DCH :Pratiquement, quel en est le déroulé ?
JPM : Nous allons débuter fin septembre début octobre, là nous avons un temps fort assez cohérent. Ensuite, c’est en archipel. La création we wear our wheels with pride… de Robyn Orlin, c’est plutôt au mois d’octobre, à la fin de l’année Mourad Merzouki investira le Zénith avec Folia et le Ballet de Lyon avec Jiří Kylián, mi-décembre. Sachant que je n’ai pas annulé la saison qui était prévue, à part Hofesh Shechter qui devait créer à Avignon. Du coup j’ai repris les deux jours de décembre pour Lyon. Le contrat de Shechter n’était pas signé, contrairement à tous les spectacles du festival, et les part de coproductions importantes avaient déjà été avancées pour que les artistes puissent commencer leur création. Le solde étant payé à la représentation. Donc ainsi on maintient les choses telles qu’elles étaient prévues.

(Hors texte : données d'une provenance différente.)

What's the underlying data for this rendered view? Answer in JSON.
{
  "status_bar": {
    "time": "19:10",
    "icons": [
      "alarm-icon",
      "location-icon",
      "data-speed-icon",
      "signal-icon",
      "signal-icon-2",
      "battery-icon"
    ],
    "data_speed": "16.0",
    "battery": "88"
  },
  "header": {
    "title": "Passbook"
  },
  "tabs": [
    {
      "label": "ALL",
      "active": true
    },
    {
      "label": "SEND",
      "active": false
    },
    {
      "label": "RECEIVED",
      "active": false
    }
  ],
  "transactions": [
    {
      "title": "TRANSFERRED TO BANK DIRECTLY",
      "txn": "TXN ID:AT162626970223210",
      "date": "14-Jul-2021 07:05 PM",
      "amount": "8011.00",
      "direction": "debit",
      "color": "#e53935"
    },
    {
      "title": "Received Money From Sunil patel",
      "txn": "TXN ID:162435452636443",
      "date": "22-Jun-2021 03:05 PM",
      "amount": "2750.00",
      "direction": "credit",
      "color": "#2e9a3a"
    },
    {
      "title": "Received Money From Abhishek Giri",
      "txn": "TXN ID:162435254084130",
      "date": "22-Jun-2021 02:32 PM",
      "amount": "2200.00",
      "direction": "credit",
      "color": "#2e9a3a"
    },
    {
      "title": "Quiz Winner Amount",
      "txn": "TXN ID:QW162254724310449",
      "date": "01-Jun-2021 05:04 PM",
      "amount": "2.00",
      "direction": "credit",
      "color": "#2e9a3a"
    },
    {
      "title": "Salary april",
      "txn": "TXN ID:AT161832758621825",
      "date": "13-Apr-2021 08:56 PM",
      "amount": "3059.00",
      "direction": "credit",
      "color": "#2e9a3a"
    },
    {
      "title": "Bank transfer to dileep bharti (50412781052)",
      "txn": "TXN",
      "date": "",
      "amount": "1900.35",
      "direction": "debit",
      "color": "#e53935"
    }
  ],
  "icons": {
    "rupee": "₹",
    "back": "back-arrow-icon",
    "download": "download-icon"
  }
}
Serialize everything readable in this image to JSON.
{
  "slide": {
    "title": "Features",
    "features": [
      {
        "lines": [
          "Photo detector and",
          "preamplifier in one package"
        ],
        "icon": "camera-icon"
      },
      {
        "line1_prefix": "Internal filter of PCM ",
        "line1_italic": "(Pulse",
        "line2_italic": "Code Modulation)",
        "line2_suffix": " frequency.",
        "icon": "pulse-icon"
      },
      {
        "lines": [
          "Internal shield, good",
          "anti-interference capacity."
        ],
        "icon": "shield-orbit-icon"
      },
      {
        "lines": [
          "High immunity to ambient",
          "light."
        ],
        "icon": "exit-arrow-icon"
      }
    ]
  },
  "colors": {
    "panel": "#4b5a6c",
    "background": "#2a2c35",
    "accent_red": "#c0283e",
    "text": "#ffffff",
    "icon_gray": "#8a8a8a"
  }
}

DCH : Ce maintien dans l’année 2020, correspond-il également à un souci de votre part d’être attentif aux difficultés inévitables que vont rencontrer les compagnies dans ce contexte de pandémie ?
JPM : Oui, et ça correspond aussi à la question des intermittents. Pour beaucoup d’entre eux sur la région, ils effectuaient la majorité de leur 507 heures requises, au Printemps des Comédiens qui a été annulé et à Montpellier Danse pendant l’été. Donc au 31 décembre, le nombre d’heures que les intermittents devaient faire est respecté. L’idée de construire un petit théâtre dans la Cour de l’Agora, ça fait aussi du travail pour les intermittents et ça peut être sympa et rigolo. Il aura une jauge de 250 places.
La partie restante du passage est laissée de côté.